А вообще-то «вертелка» у нас ничего. Жить можно., А без ребятни – тоска зеленая…

Так никуда я и не пошел, два часа шлялся, как неприкаянный, по двору, пугая прохожих своим независимым видом, а ровно в три был у качелей.

Не знаю, зачем и кому понадобилось здесь, на пустыре, делать игровую площадку. Все заржавело, высоко поднималась сорная трава, свистел ветер в пустых железных трубах, предназначенных неизвестно для чего, да терпко пахло полынью, маленьким серебристым лесочком поднявшейся на небольшом холмике.

Работали еще качели, сделанные, наверное, на века. Мы их любили, раскачивались в «лодке», продырявленной в нескольких местах – это Жаба иногда пробовал свой самопал…

Сейчас я уже застал тут Костылей, Пузана и Зонтика.

– Ну, мужики, сегодня сеча будет! – заявил младший Костыль, его неприметные глазки ушли в щелки на рыхлом лице. – Жаба сказал: идем лупить «десятников»!

– Во скоко? – спросил Зонтик – Сашка Бажов, худой, как дистрофик, но верткий в драке, как угорь.

– Во скоко… – передразнил Костыль. – Как стемнеет, и Жаба подойдет. И наши. Ну, пока в «свару» перебросимся?

Я не любил играть в карты. Мне никогда не везло в них. Я забрался в «лодку» и стал медленно раскачиваться. С каждым разом все сильнее и сильнее, все выше и выше! Холодный упорный ветер сопротивлялся мне, толкал меня в грудь, хлестал по щекам, глодал мою голую голову – но я, закрыв глаза от удовольствия, взлетал все выше, поднимался над землей, парил в воздухе, отчаянно летел куда-то со страхом и трепетом, и мне казалось, что я уже навек покинул землю, ребят и буду вечно летать так, никогда не вернусь…

И с сожалением мне пришлось через некоторое время остановиться, вернее, меня остановили, потому что пришел Жаба.

Низенький ростом, но широкий в кости, с угрюмым, как бы треугольным лицом, Димка Жабин был старше нас, сильнее всех, в драки лез лихо, «махался» на заглядение, не каждый к нему подкатится…

– Тусовка будет жесткой, – говорил он, стоя в центре круга. – Все «отоварились»?

Я нащупал в кармане кастет. Мне подарил его один из Костылей, потому что до этого у меня был железный пруток от арматуры, но я его посеял.

Вскоре подвалило еще несколько наших. Как-то сразу синей тенью упали сумерки. Мы, правда, еще выждали несколько часов, потом «снялись с места».

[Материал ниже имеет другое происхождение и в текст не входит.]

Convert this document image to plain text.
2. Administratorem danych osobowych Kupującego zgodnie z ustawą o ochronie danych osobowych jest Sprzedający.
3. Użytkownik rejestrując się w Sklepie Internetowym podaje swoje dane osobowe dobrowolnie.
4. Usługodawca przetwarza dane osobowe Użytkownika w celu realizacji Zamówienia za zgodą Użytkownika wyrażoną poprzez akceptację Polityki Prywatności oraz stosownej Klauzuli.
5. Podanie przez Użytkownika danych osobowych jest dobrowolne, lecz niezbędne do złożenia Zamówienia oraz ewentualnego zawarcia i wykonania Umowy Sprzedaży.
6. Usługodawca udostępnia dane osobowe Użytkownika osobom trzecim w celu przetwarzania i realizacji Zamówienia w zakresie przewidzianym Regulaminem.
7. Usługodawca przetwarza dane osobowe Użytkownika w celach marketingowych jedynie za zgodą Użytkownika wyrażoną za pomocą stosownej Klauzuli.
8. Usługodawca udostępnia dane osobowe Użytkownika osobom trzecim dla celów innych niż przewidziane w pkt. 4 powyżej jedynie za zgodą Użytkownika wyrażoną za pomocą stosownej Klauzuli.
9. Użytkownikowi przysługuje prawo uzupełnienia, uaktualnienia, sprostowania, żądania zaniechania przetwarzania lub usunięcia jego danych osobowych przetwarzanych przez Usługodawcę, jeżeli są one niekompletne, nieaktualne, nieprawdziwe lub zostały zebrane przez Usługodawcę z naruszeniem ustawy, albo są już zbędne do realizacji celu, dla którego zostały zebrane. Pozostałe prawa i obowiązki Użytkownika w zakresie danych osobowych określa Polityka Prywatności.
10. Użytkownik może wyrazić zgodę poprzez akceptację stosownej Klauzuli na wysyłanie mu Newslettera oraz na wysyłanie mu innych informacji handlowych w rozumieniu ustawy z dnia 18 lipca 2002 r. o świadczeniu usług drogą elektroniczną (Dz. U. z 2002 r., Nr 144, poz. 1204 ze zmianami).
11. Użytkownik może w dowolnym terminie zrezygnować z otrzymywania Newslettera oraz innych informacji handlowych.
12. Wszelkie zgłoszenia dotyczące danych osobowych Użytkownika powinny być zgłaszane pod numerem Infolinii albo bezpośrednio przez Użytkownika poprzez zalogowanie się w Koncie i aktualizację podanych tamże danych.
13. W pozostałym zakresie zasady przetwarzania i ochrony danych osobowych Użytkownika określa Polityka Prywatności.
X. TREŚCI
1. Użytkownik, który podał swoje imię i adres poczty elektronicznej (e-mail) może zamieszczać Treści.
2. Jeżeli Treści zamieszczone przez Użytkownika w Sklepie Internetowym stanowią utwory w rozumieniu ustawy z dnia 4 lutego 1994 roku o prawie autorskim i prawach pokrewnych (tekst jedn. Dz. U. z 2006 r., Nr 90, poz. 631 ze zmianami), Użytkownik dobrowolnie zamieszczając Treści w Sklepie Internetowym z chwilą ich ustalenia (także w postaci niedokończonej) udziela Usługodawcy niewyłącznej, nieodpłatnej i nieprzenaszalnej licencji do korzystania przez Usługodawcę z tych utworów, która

«Десятники» гуртовались, как нам было известно, в небольшом полувыкорчеванном саду, за своей школой. Половина сада была уничтожена, потом сюда навезли бетонных плит, свалили их в беспорядке и большом количестве и получилось нечто вроде катакомб. Конечно, туда мы и соваться не стали, а начали выуживать «десятников» наверх.

Появились они перед нами скоро, высыпав из разных щелей, как тараканы. Было их, как и нас, человек пятнадцать, а может, чуточку поменьше.

– Ну, чего, чего? – Жаба шел к ним осторожным торопким шагом, то и дело сплевывая себе под ноги, чуть сзади двигались мы. – Испугались, сучки хворостатые? Ну, сявки, кто из вас с Жабой схлестнется?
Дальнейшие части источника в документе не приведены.